ImmuneNet: Composition-Aware Quantification of Adaptive Lymphocytes in High-Grade Serous Ovarian Cancer
Abstract
Bulk RNA-seq mixes signals from tumor, stromal, and immune cells, which obscures the adaptive lymphocyte readouts needed for prognosis and treatment design. In high-grade serous ovarian cancer, recovering T and B cell fractions is particularly difficult due to marker leakage from malignant programs, cohort and platform mismatch between references and targets, and miscalibrated predictions.
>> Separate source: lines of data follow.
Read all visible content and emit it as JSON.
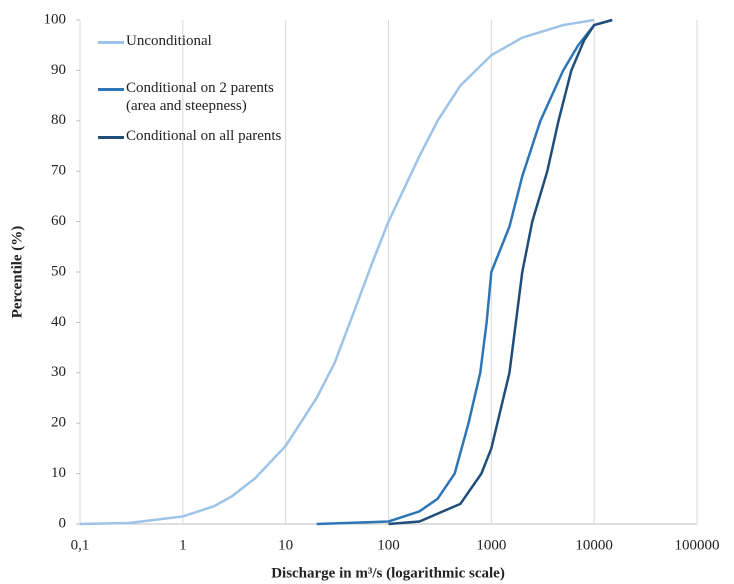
{
  "chart_data": {
    "type": "line",
    "x_label": "Discharge in m³/s (logarithmic scale)",
    "y_label": "Percentile (%)",
    "x_log_scale": true,
    "xlim": [
      0.1,
      100000
    ],
    "xticks": [
      {
        "value": 0.1,
        "label": "0,1"
      },
      1,
      10,
      100,
      1000,
      10000,
      100000
    ],
    "ylim": [
      0,
      100
    ],
    "yticks": [
      0,
      10,
      20,
      30,
      40,
      50,
      60,
      70,
      80,
      90,
      100
    ],
    "grid": "x",
    "legend": "upper left",
    "series": [
      {
        "name": "Unconditional",
        "color": "#9dc3e6",
        "x": [
          0.1,
          0.3,
          1,
          2,
          3,
          5,
          10,
          20,
          30,
          50,
          70,
          100,
          200,
          300,
          500,
          1000,
          2000,
          5000,
          10000
        ],
        "values": [
          0,
          0.2,
          1.5,
          3.5,
          5.5,
          9,
          15.5,
          25,
          32,
          44,
          52,
          60,
          73,
          80,
          87,
          93,
          96.5,
          99,
          100
        ]
      },
      {
        "name": "Conditional on 2 parents\n(area and steepness)",
        "color": "#2e75b6",
        "x": [
          20,
          100,
          200,
          300,
          440,
          600,
          780,
          900,
          1000,
          1500,
          2000,
          3000,
          5000,
          7000,
          10000,
          15000
        ],
        "values": [
          0,
          0.5,
          2.5,
          5,
          10,
          20,
          30,
          40,
          50,
          59,
          69,
          80,
          90,
          95,
          99,
          100
        ]
      },
      {
        "name": "Conditional on all parents",
        "color": "#1f4e79",
        "x": [
          100,
          200,
          500,
          800,
          1000,
          1500,
          2000,
          2500,
          3500,
          4500,
          6000,
          8000,
          10000,
          15000
        ],
        "values": [
          0,
          0.5,
          4,
          10,
          15,
          30,
          50,
          60,
          70,
          80,
          90,
          96,
          99,
          100
        ]
      }
    ]
  }
}
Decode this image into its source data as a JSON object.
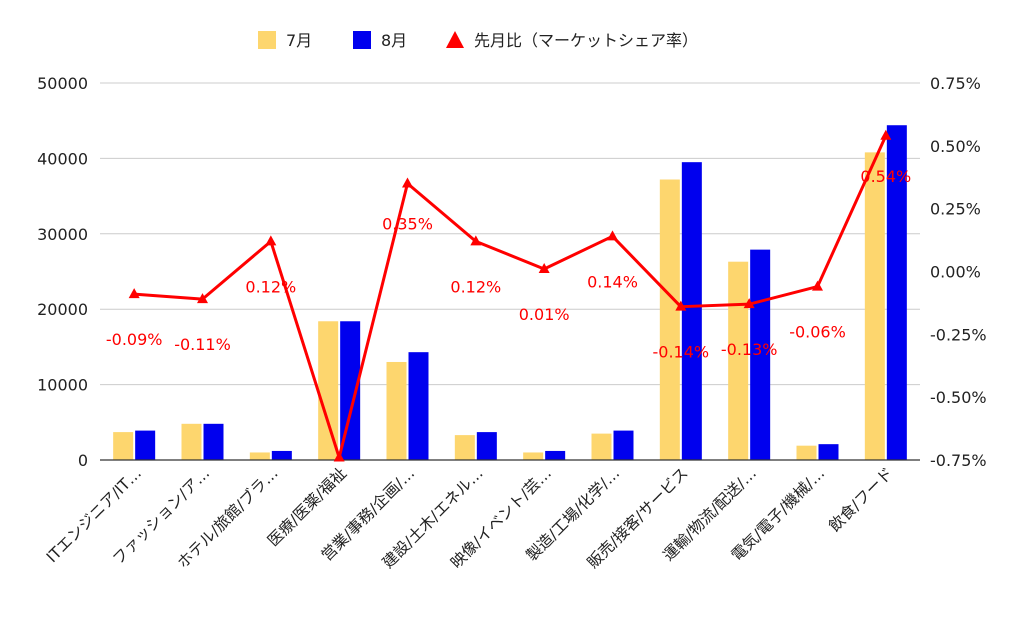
{
  "chart_data": {
    "type": "bar",
    "categories": [
      "ITエンジニア/IT…",
      "ファッション/ア…",
      "ホテル/旅館/ブラ…",
      "医療/医薬/福祉",
      "営業/事務/企画/…",
      "建設/土木/エネル…",
      "映像/イベント/芸…",
      "製造/工場/化学/…",
      "販売/接客/サービス",
      "運輸/物流/配送/…",
      "電気/電子/機械/…",
      "飲食/フード"
    ],
    "series": [
      {
        "name": "7月",
        "type": "bar",
        "axis": "left",
        "color": "#fdd66e",
        "values": [
          3700,
          4800,
          1000,
          18400,
          13000,
          3300,
          1000,
          3500,
          37200,
          26300,
          1900,
          40800
        ]
      },
      {
        "name": "8月",
        "type": "bar",
        "axis": "left",
        "color": "#0000ee",
        "values": [
          3900,
          4800,
          1200,
          18400,
          14300,
          3700,
          1200,
          3900,
          39500,
          27900,
          2100,
          44400
        ]
      },
      {
        "name": "先月比（マーケットシェア率）",
        "type": "line",
        "axis": "right",
        "color": "#ff0000",
        "values": [
          -0.09,
          -0.11,
          0.12,
          -0.74,
          0.35,
          0.12,
          0.01,
          0.14,
          -0.14,
          -0.13,
          -0.06,
          0.54
        ],
        "labels": [
          "-0.09%",
          "-0.11%",
          "0.12%",
          "",
          "0.35%",
          "0.12%",
          "0.01%",
          "0.14%",
          "-0.14%",
          "-0.13%",
          "-0.06%",
          "0.54%"
        ]
      }
    ],
    "y_left": {
      "min": 0,
      "max": 50000,
      "ticks": [
        "0",
        "10000",
        "20000",
        "30000",
        "40000",
        "50000"
      ]
    },
    "y_right": {
      "min": -0.75,
      "max": 0.75,
      "ticks": [
        "-0.75%",
        "-0.50%",
        "-0.25%",
        "0.00%",
        "0.25%",
        "0.50%",
        "0.75%"
      ]
    },
    "grid": true,
    "legend_position": "top"
  }
}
We present ImmuneNet, a context-aware estimator of T and B fractions from bulk RNA-seq. The pipeline builds a tumor-matched single-cell reference, curates a compact marker panel by removing genes with measured malignant leakage, and trains on pseudo-bulk mixtures that cover the composition simplex. The model uses branched, gene-wise attention to aggregate lineage evidence and a parallel ridge-regularized linear component on the same standardized panel; a fixed blend and post hoc calibration (temperature scaling and isotonic regression) yields well-calibrated fraction estimates. Evaluation emphasizes composition-aware criteria alongside standard correlations. On held-out mixtures, ImmuneNet attains Spearman 0.967 (T) and 0.991 (B), RMSE 0.049 (T) and 0.032 (B), and the lowest total variation distance 0.047 over (T,B,O), outperforming strong linear and PLS baselines on joint composition error while remaining robust and data efficient. On TCGA-OV, ImmuneNet correlates strongly with tumor-matched T and B module proxies. These design choices produce a practical and reliable deconvolution approach tailored to ovarian cancer and suitable for downstream analyses on bulk cohorts.